In critically ill patients who are hypotensive, such as in septic shock, ICU physicians often give large amounts of fluids (as much as 10 or more liters a day) to maintain blood pressure and hemodynamic stability. Ideally, the replacement fluid should stay intravascular to raise blood pressure. Unfortunately, if this fluid moves into the interstitial space, this will lead to massive edema and if it goes into lung tissue, it leads to acute respiratory distress syndrome (ARDS), which is associated with high mortality.

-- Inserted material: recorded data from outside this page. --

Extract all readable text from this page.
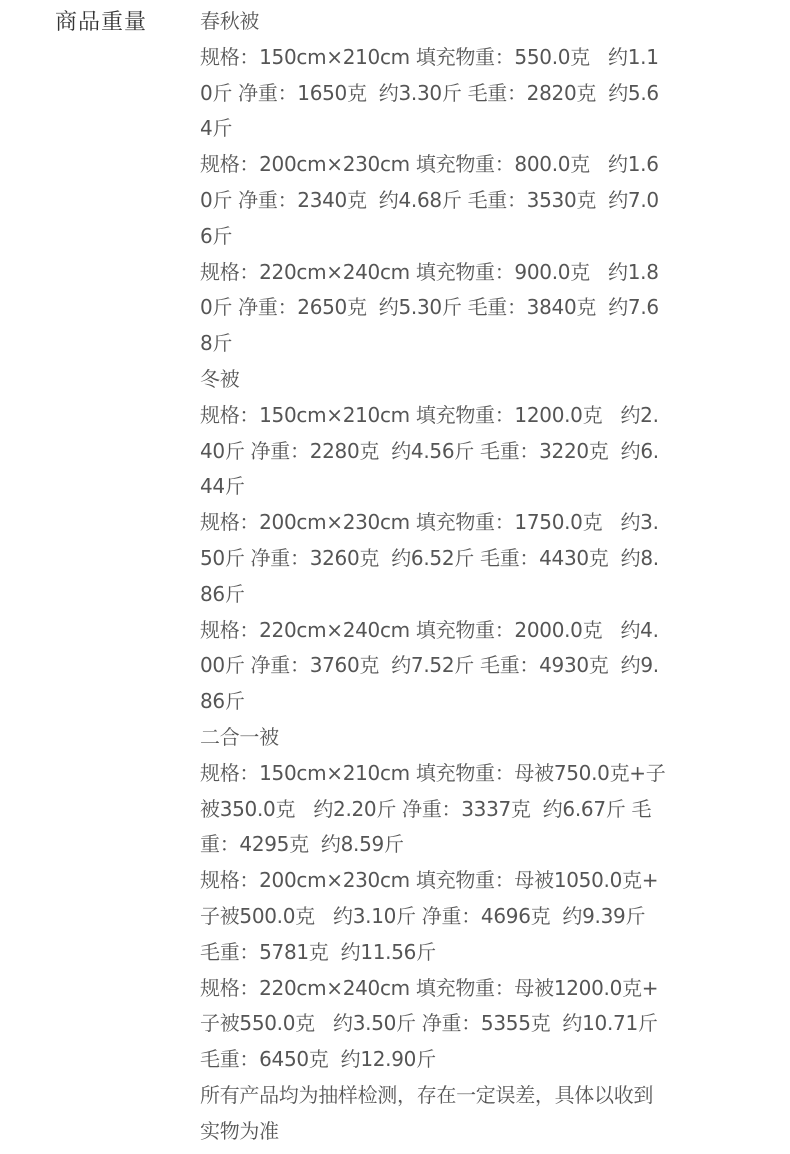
商品重量	春秋被
规格：150cm×210cm 填充物重：550.0克   约1.1
0斤 净重：1650克  约3.30斤 毛重：2820克  约5.6
4斤
规格：200cm×230cm 填充物重：800.0克   约1.6
0斤 净重：2340克  约4.68斤 毛重：3530克  约7.0
6斤
规格：220cm×240cm 填充物重：900.0克   约1.8
0斤 净重：2650克  约5.30斤 毛重：3840克  约7.6
8斤
冬被
规格：150cm×210cm 填充物重：1200.0克   约2.
40斤 净重：2280克  约4.56斤 毛重：3220克  约6.
44斤
规格：200cm×230cm 填充物重：1750.0克   约3.
50斤 净重：3260克  约6.52斤 毛重：4430克  约8.
86斤
规格：220cm×240cm 填充物重：2000.0克   约4.
00斤 净重：3760克  约7.52斤 毛重：4930克  约9.
86斤
二合一被
规格：150cm×210cm 填充物重：母被750.0克+子
被350.0克   约2.20斤 净重：3337克  约6.67斤 毛
重：4295克  约8.59斤
规格：200cm×230cm 填充物重：母被1050.0克+
子被500.0克   约3.10斤 净重：4696克  约9.39斤
毛重：5781克  约11.56斤
规格：220cm×240cm 填充物重：母被1200.0克+
子被550.0克   约3.50斤 净重：5355克  约10.71斤
毛重：6450克  约12.90斤
所有产品均为抽样检测，存在一定误差，具体以收到
实物为准
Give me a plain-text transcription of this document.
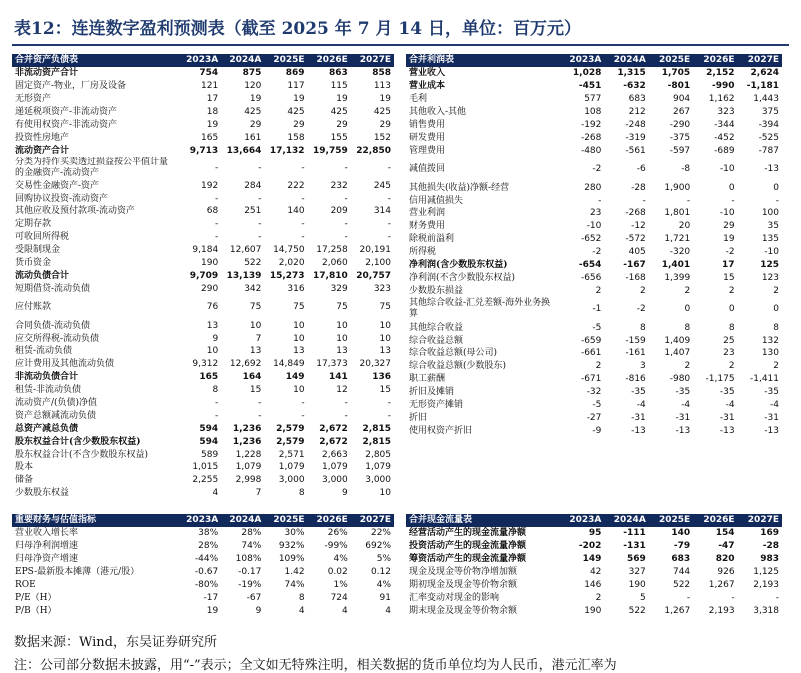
表12：连连数字盈利预测表（截至 2025 年 7 月 14 日，单位：百万元）
合并资产负债表	2023A	2024A	2025E	2026E	2027E
非流动资产合计	754	875	869	863	858
固定资产-物业，厂房及设备	121	120	117	115	113
无形资产	17	19	19	19	19
递延税项资产-非流动资产	18	425	425	425	425
有使用权资产-非流动资产	19	29	29	29	29
投资性房地产	165	161	158	155	152
流动资产合计	9,713	13,664	17,132	19,759	22,850
分类为持作买卖透过损益按公平值计量的金融资产-流动资产	-	-	-	-	-
交易性金融资产-资产	192	284	222	232	245
回购协议投资-流动资产	-	-	-	-	-
其他应收及预付款项-流动资产	68	251	140	209	314
定期存款	-	-	-	-	-
可收回所得税	-	-	-	-	-
受限制现金	9,184	12,607	14,750	17,258	20,191
货币资金	190	522	2,020	2,060	2,100
流动负债合计	9,709	13,139	15,273	17,810	20,757
短期借贷-流动负债	290	342	316	329	323
应付账款	76	75	75	75	75
合同负债-流动负债	13	10	10	10	10
应交所得税-流动负债	9	7	10	10	10
租赁-流动负债	10	13	13	13	13
应计费用及其他流动负债	9,312	12,692	14,849	17,373	20,327
非流动负债合计	165	164	149	141	136
租赁-非流动负债	8	15	10	12	15
流动资产/(负债)净值	-	-	-	-	-
资产总额减流动负债	-	-	-	-	-
总资产减总负债	594	1,236	2,579	2,672	2,815
股东权益合计(含少数股东权益)	594	1,236	2,579	2,672	2,815
股东权益合计(不含少数股东权益)	589	1,228	2,571	2,663	2,805
股本	1,015	1,079	1,079	1,079	1,079
储备	2,255	2,998	3,000	3,000	3,000
少数股东权益	4	7	8	9	10
合并利润表	2023A	2024A	2025E	2026E	2027E
营业收入	1,028	1,315	1,705	2,152	2,624
营业成本	-451	-632	-801	-990	-1,181
毛利	577	683	904	1,162	1,443
其他收入-其他	108	212	267	323	375
销售费用	-192	-248	-290	-344	-394
研发费用	-268	-319	-375	-452	-525
管理费用	-480	-561	-597	-689	-787
减值拨回	-2	-6	-8	-10	-13
其他损失(收益)净额-经营	280	-28	1,900	0	0
信用减值损失	-	-	-	-	-
营业利润	23	-268	1,801	-10	100
财务费用	-10	-12	20	29	35
除税前溢利	-652	-572	1,721	19	135
所得税	-2	405	-320	-2	-10
净利润(含少数股东权益)	-654	-167	1,401	17	125
净利润(不含少数股东权益)	-656	-168	1,399	15	123
少数股东损益	2	2	2	2	2
其他综合收益-汇兑差额-海外业务换算	-1	-2	0	0	0
其他综合收益	-5	8	8	8	8
综合收益总额	-659	-159	1,409	25	132
综合收益总额(母公司)	-661	-161	1,407	23	130
综合收益总额(少数股东)	2	3	2	2	2
职工薪酬	-671	-816	-980	-1,175	-1,411
折旧及摊销	-32	-35	-35	-35	-35
无形资产摊销	-5	-4	-4	-4	-4
折旧	-27	-31	-31	-31	-31
使用权资产折旧	-9	-13	-13	-13	-13
重要财务与估值指标	2023A	2024A	2025E	2026E	2027E
营业收入增长率	38%	28%	30%	26%	22%
归母净利润增速	28%	74%	932%	-99%	692%
归母净资产增速	-44%	108%	109%	4%	5%
EPS-最新股本摊薄（港元/股）	-0.67	-0.17	1.42	0.02	0.12
ROE	-80%	-19%	74%	1%	4%
P/E（H）	-17	-67	8	724	91
P/B（H）	19	9	4	4	4
合并现金流量表	2023A	2024A	2025E	2026E	2027E
经营活动产生的现金流量净额	95	-111	140	154	169
投资活动产生的现金流量净额	-202	-131	-79	-47	-28
筹资活动产生的现金流量净额	149	569	683	820	983
现金及现金等价物净增加额	42	327	744	926	1,125
期初现金及现金等价物余额	146	190	522	1,267	2,193
汇率变动对现金的影响	2	5	-	-	-
期末现金及现金等价物余额	190	522	1,267	2,193	3,318
数据来源：Wind，东吴证券研究所
注：公司部分数据未披露，用“-”表示；全文如无特殊注明，相关数据的货币单位均为人民币，港元汇率为
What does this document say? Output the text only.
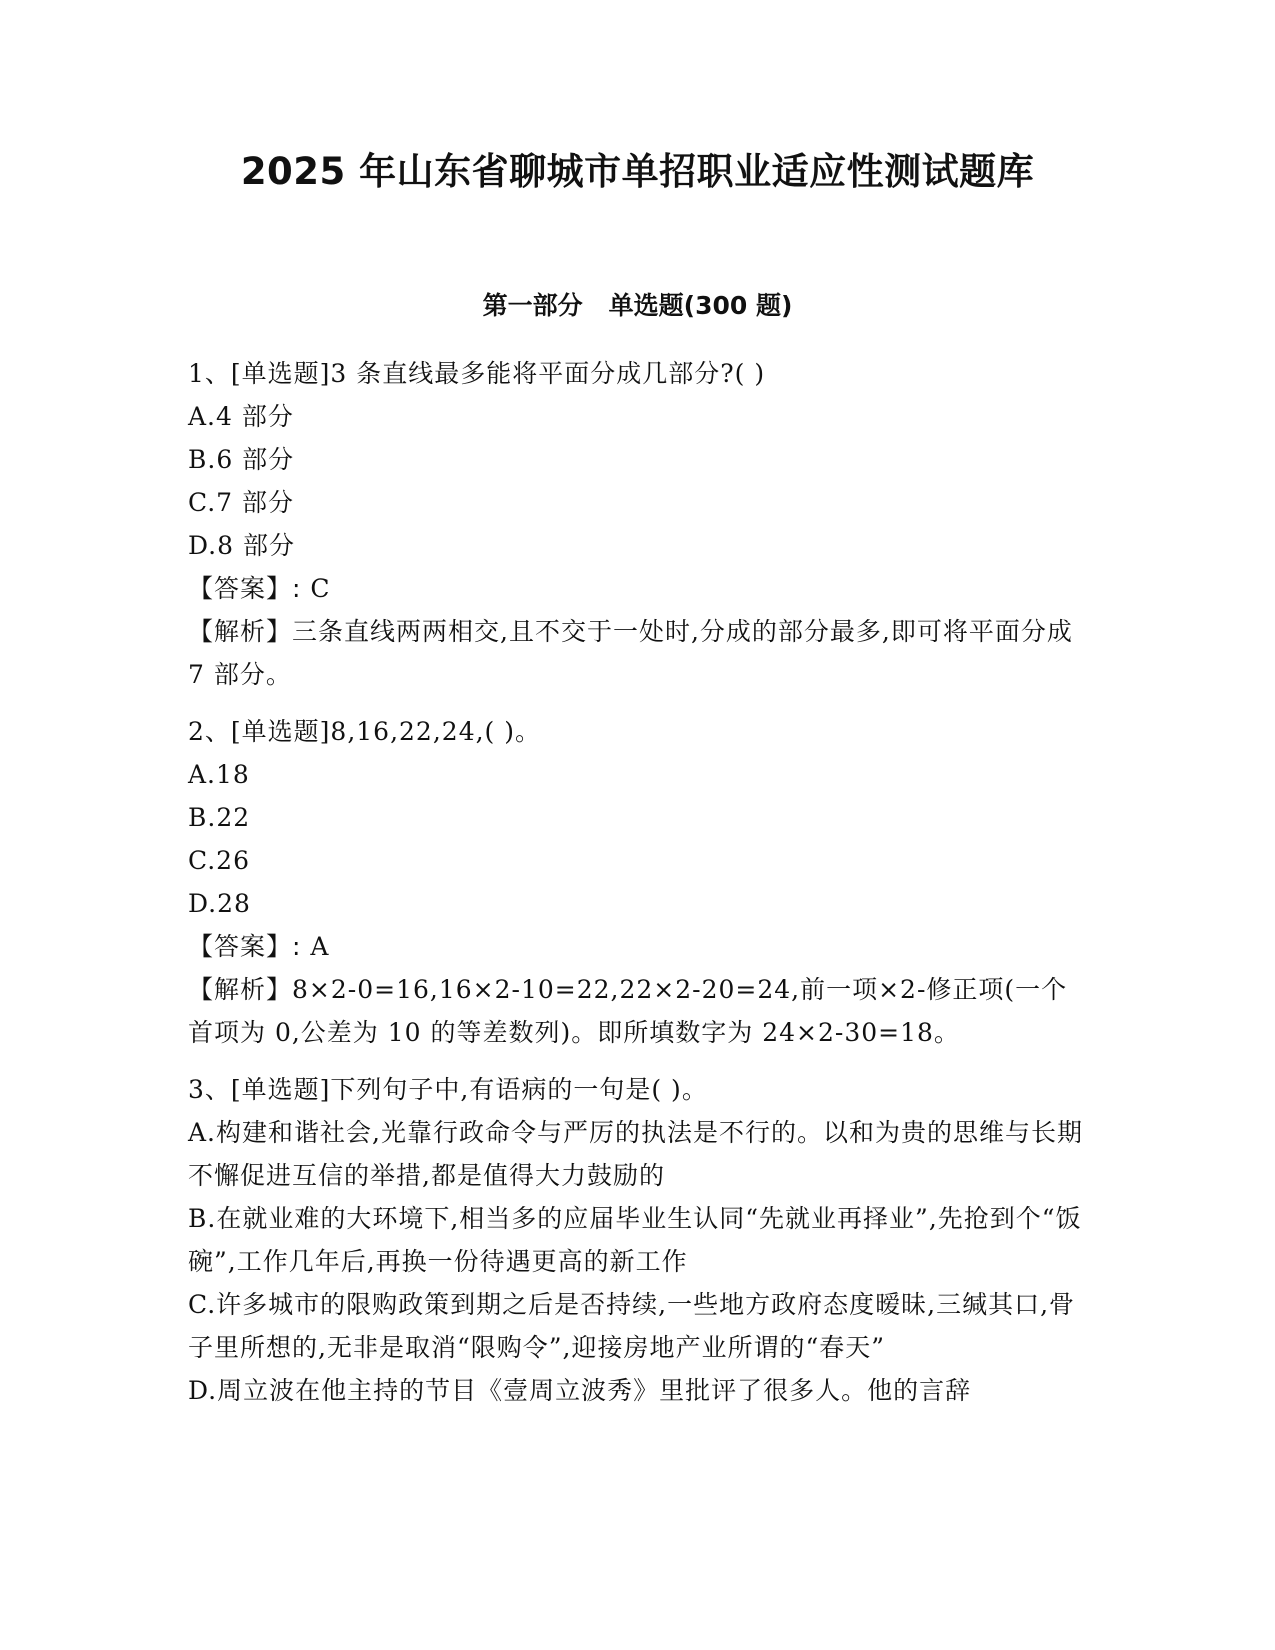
2025 年山东省聊城市单招职业适应性测试题库
第一部分   单选题(300 题)

1、[单选题]3 条直线最多能将平面分成几部分?( )

A.4 部分

B.6 部分

C.7 部分

D.8 部分

【答案】: C

【解析】三条直线两两相交,且不交于一处时,分成的部分最多,即可将平面分成 7 部分。

2、[单选题]8,16,22,24,( )。

A.18

B.22

C.26

D.28

【答案】: A

【解析】8×2-0=16,16×2-10=22,22×2-20=24,前一项×2-修正项(一个首项为 0,公差为 10 的等差数列)。即所填数字为 24×2-30=18。

3、[单选题]下列句子中,有语病的一句是( )。

A.构建和谐社会,光靠行政命令与严厉的执法是不行的。以和为贵的思维与长期不懈促进互信的举措,都是值得大力鼓励的

B.在就业难的大环境下,相当多的应届毕业生认同“先就业再择业”,先抢到个“饭碗”,工作几年后,再换一份待遇更高的新工作

C.许多城市的限购政策到期之后是否持续,一些地方政府态度暧昧,三缄其口,骨子里所想的,无非是取消“限购令”,迎接房地产业所谓的“春天”

D.周立波在他主持的节目《壹周立波秀》里批评了很多人。他的言辞
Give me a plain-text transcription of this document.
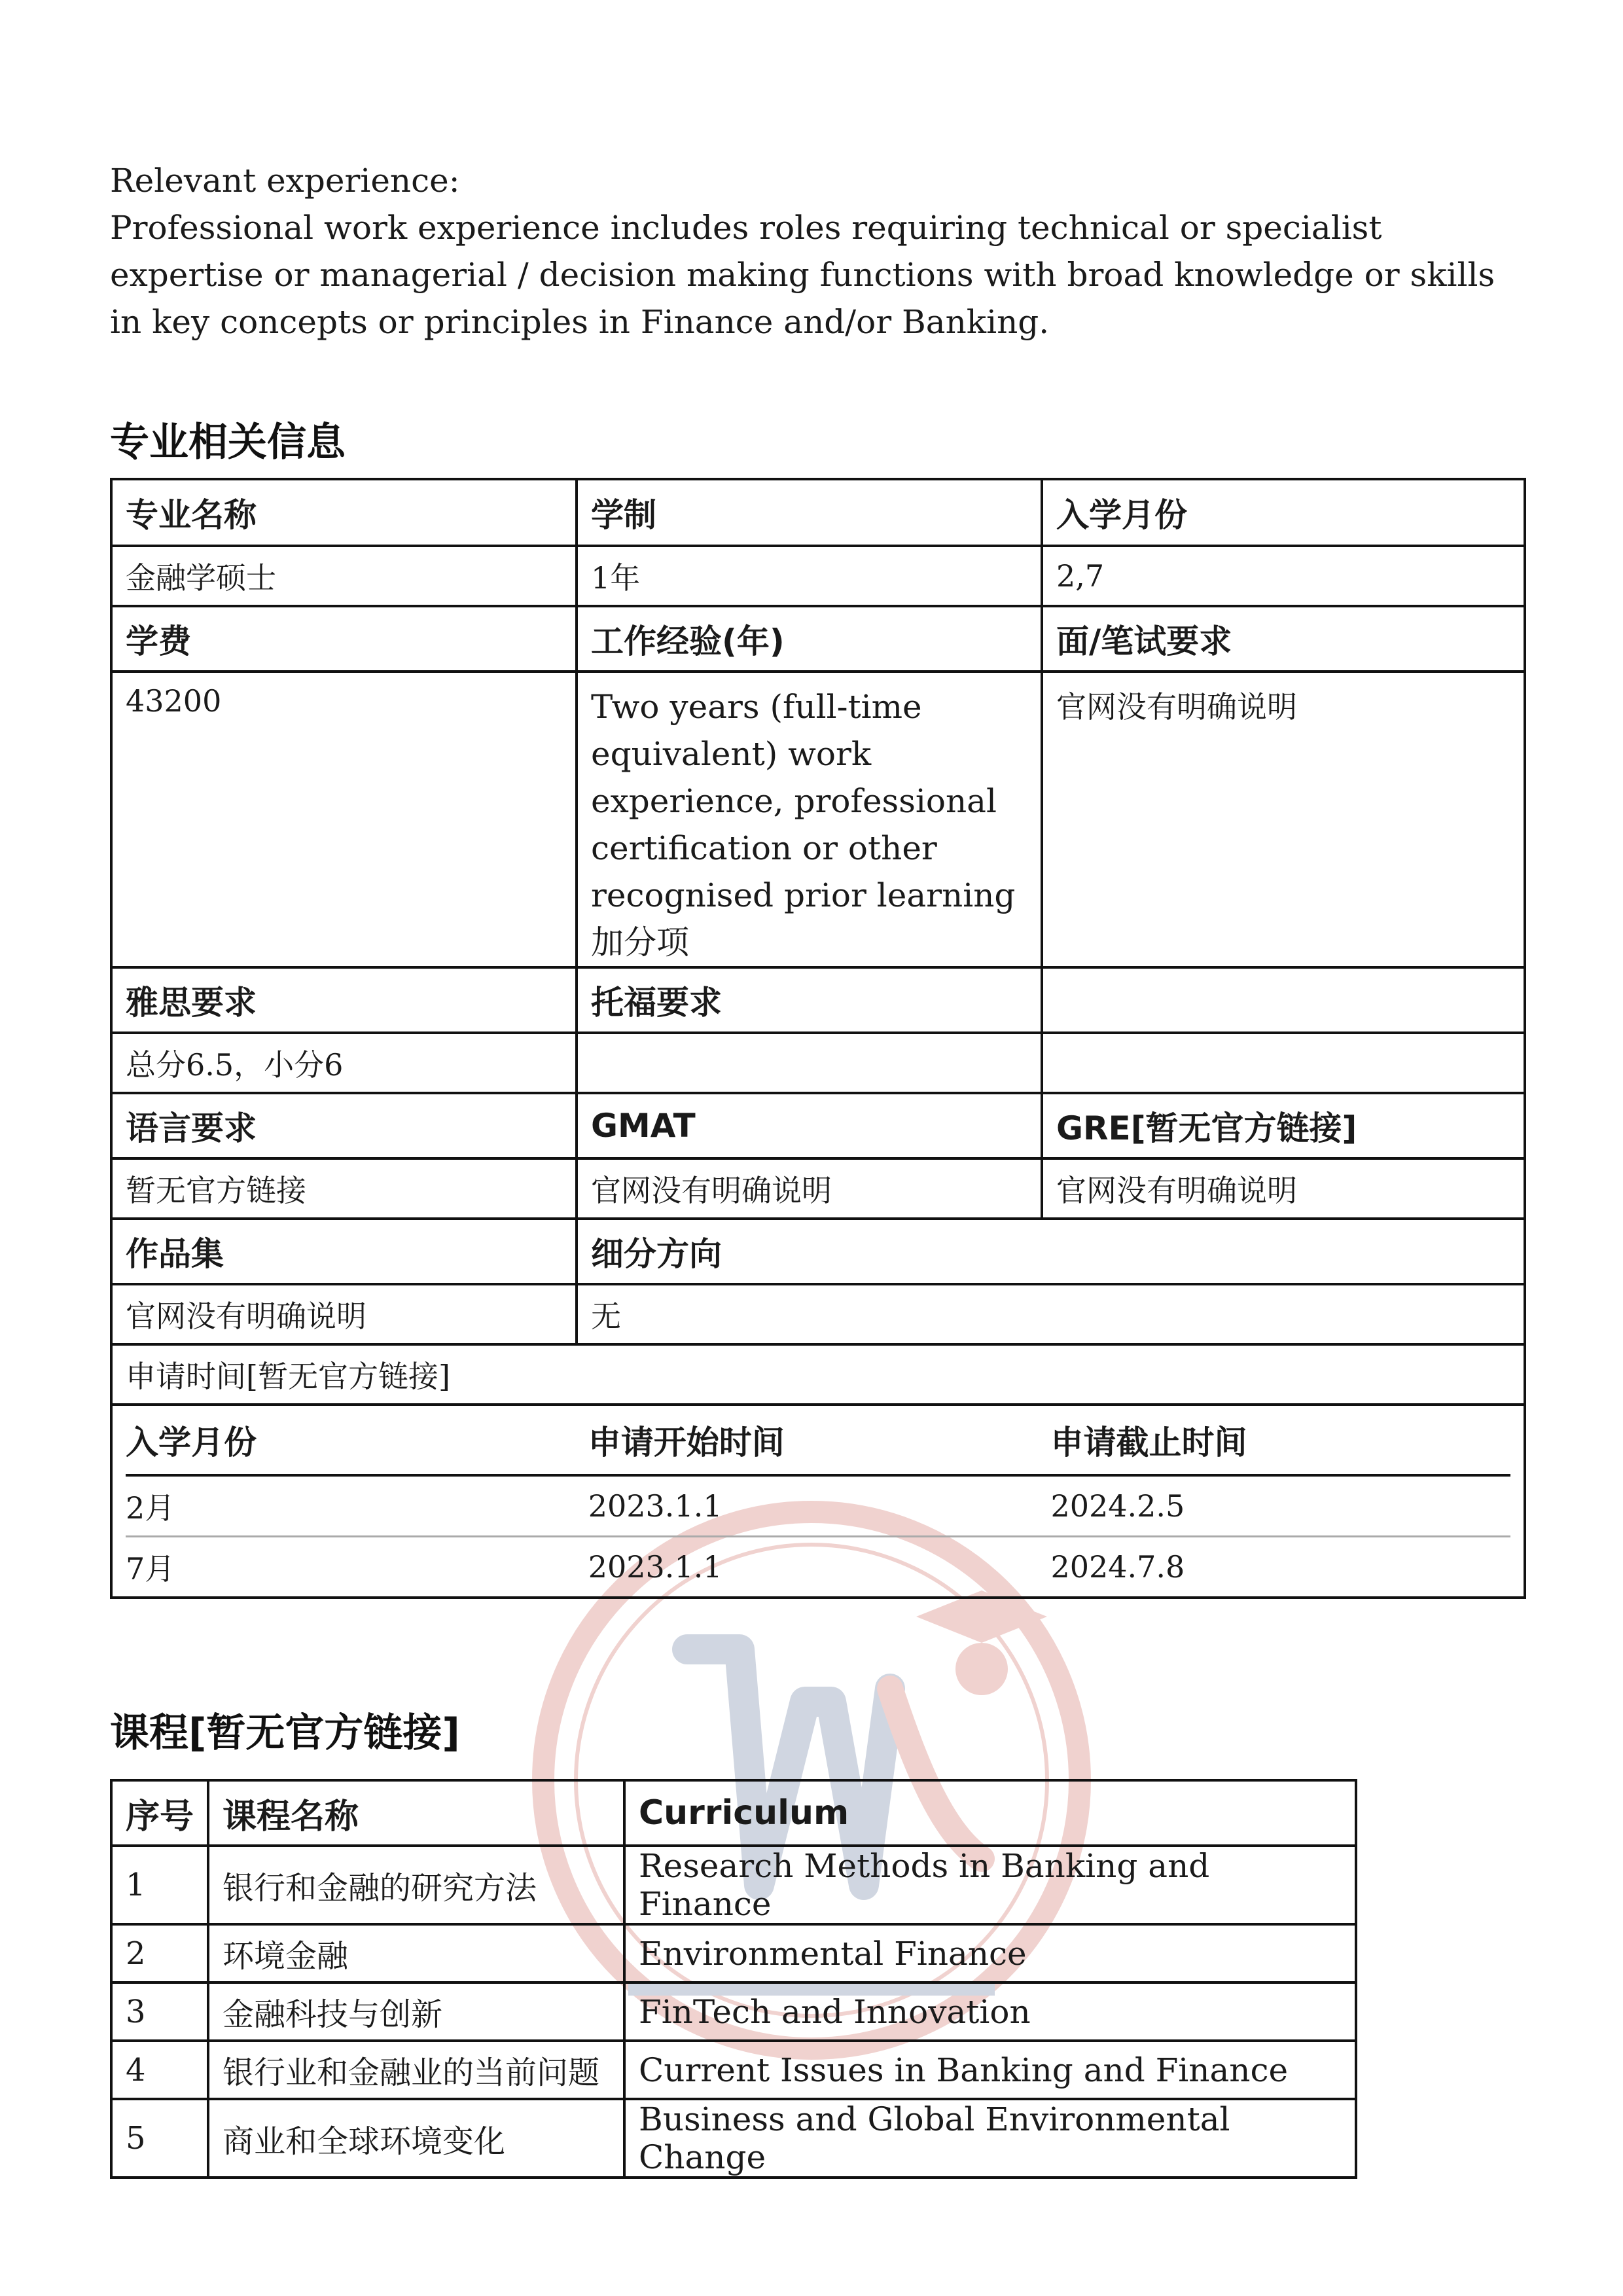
Relevant experience:

Professional work experience includes roles requiring technical or specialist expertise or managerial / decision making functions with broad knowledge or skills in key concepts or principles in Finance and/or Banking.

专业相关信息
专业名称	学制	入学月份
金融学硕士	1年	2,7
学费	工作经验(年)	面/笔试要求
43200	Two years (full-time equivalent) work experience, professional certification or other recognised prior learning加分项	官网没有明确说明
雅思要求	托福要求	
总分6.5，小分6		
语言要求	GMAT	GRE[暂无官方链接]
暂无官方链接	官网没有明确说明	官网没有明确说明
作品集	细分方向
官网没有明确说明	无
申请时间[暂无官方链接]

入学月份	申请开始时间	申请截止时间
2月	2023.1.1	2024.2.5
7月	2023.1.1	2024.7.8
课程[暂无官方链接]
序号	课程名称	Curriculum
1	银行和金融的研究方法	Research Methods in Banking and Finance
2	环境金融	Environmental Finance
3	金融科技与创新	FinTech and Innovation
4	银行业和金融业的当前问题	Current Issues in Banking and Finance
5	商业和全球环境变化	Business and Global Environmental Change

Treatment of this complication requires fluid removal by a hemodialysis procedure (“Continuous Veno-Venous Hemofiltration” or CVVH), which is simply removing fluid by ultrafiltration with a hemodialysis filter. Usually these patients require invasive monitoring such as intra-arterial placement of central venous catheters to measure wedge pressures, pulmonary arterial pressure, and cardiac output. We think that monitoring extent of interstitial and intracellular volume changes by noninvasive instrument would provide a better guide in fluid management in such patients.

The ZSpec-2 will also be useful for intravenous fluid management in the acute setting. The on-line monitoring of volume shifts between compartments is crucial particularly in critically ill patients (in septic or cardiogenic shock, burns patients, or perhaps critically patients in the Emergency Room or Operating Room). Such patients often require large volumes of fluid replacement, resulting in massive fluid overload with variable degrees of interstitial edema (or conceivably cell swelling?). Detection of fluid (water) shifts in the vascular, interstitial and cellular space in a non-invasive manner at the bedside, would be of tremendous help in managing such critically ill patients.